Fusion News: The New Yorker- A Star in a Bottle
The ITER, proposed in 1985, now an international collaboration is located in an Alpine forest in the South of France. Even though the ITER’s true cost is incalculable but it will solve the world’s energy problems for the next thirty million years and save the planet from environment catastrophe.
ITER’s headquarters, a five-floor edifice, was erected two years ago. An undulating wave of gray concrete slats shade its floor-to-ceiling windows. Its interior is simple: whitewashed walls, polished-concrete floors. The building’s southern façade overlooks a work site, more than a hundred acres of construction on the opposite side of a berm. By the time the reactor is turned on—the formal target date for its first experiment is 2020—the site will be home to a small city. Nearly forty buildings will surround the machine, from cooling towers to a cryogenics plant, which will produce liquid helium to cool the superconducting magnets. A skywalk extends from the second floor of the headquarters to the berm, where a capacious NASA-style control room will one day be built. For now, the bridge ends in a pile of ochre dirt, and the only way to the vast expanse of construction is via a circuitous drive.
The ITER was thought to be ready by 2010 but has been delayed due to the ITER organization, management, geopolitical arguments and political underpinnings. Stefano Chiocchio, ITER head of design integration, must be sure not to miss any details before construction because he is building before having a machine.
As Chiocchio saw it, many design conflicts arise because of the project’s political underpinnings. Changes to one component often make others (built in other countries) more expensive, and the ensuing arguments are difficult to resolve. From the outset, each Domestic Agency vied to build the machine’s state-of-the-art components, so that its industries could gain the know-how; as a result, the design and the manufacture of the most sophisticated parts have been split apart in ways that are politically expedient but are at odds with engineering prudence. A single manufacturer should build ITER’s vacuum chamber, a high-precision device that must operate with perfect symmetry. Instead, it will be constructed in nine segments, two in Korea and the rest in Europe. The design calls for certain features to be welded, but the Europeans decided to use bolts, which are cheaper. The Praetorian Guard, with little more than the power of persuasion, must insure that the device is whole.

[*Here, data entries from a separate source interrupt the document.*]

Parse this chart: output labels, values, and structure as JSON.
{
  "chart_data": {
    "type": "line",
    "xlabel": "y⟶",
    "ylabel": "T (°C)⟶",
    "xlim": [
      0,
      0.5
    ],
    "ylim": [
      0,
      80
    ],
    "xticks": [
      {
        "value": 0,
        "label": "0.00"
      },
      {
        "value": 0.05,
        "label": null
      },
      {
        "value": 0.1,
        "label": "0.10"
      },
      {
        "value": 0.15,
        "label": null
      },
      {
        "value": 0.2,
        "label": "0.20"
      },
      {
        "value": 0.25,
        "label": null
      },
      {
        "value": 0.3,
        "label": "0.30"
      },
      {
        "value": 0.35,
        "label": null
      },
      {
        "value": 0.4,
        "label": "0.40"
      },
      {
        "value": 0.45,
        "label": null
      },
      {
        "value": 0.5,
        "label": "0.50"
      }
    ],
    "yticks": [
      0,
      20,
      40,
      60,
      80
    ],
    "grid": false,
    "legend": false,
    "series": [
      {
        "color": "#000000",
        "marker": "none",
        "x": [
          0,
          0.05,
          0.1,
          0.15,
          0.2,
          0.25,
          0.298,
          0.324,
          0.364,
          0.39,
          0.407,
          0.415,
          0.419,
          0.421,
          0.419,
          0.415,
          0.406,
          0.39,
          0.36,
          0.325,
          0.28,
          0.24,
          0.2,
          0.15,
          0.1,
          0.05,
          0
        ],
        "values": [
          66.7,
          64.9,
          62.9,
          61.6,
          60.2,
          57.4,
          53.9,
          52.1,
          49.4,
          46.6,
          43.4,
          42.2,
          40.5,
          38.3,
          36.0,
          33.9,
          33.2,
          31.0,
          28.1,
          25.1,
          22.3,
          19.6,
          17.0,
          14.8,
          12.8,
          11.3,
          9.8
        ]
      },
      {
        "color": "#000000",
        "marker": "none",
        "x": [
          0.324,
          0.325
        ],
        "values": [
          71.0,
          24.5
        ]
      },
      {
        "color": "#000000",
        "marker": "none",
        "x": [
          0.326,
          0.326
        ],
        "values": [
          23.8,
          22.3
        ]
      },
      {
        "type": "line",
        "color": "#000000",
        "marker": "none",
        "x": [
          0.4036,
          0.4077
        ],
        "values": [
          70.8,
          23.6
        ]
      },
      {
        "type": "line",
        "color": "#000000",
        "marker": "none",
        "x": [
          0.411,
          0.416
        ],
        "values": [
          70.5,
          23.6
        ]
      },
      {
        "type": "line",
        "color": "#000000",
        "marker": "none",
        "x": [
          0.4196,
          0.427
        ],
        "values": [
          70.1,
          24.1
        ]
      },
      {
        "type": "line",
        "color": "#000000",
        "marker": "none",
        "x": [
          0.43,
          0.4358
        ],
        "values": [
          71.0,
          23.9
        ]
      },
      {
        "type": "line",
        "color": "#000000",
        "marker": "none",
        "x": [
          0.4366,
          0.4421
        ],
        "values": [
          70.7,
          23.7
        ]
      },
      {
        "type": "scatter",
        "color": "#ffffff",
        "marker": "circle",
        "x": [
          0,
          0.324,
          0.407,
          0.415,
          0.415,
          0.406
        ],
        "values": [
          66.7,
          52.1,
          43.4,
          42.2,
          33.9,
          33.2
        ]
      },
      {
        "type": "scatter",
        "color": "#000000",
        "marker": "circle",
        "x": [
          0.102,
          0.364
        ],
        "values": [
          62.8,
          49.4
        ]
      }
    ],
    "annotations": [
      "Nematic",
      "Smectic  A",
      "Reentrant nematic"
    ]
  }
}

The field of fusion has experienced setbacks and accomplishments. But with the supply of uranium consumed in about a century there is a need for more efficient energy source. As reported by the New Yorker in the article, “A Star in a Bottle:”
Janeschitz told me, “When Benz invented the car, I am sure many people were saying, ‘I will just take my horse—it is a lot simpler.’ The truth is, most of the large tokamaks have been working for decades, and none have been retired for technical problems.” Moreover, the design of a commercial reactor would inevitably be a lot simpler than ITER, because it would not need to retain the flexibility of an experiment. With an Apollo-like commitment, Janeschitz told me, fusion’s remaining problems could be worked out within a lifetime. But the funding would need to come in significant amounts, and mostly at once, not dribbled over decades. As he sketched out his vision, he alluded to an aphorism by an early Soviet tokamak pioneer, a quote that practically echoes among the halls of ITER’s headquarters: “Fusion will be ready when society needs it.”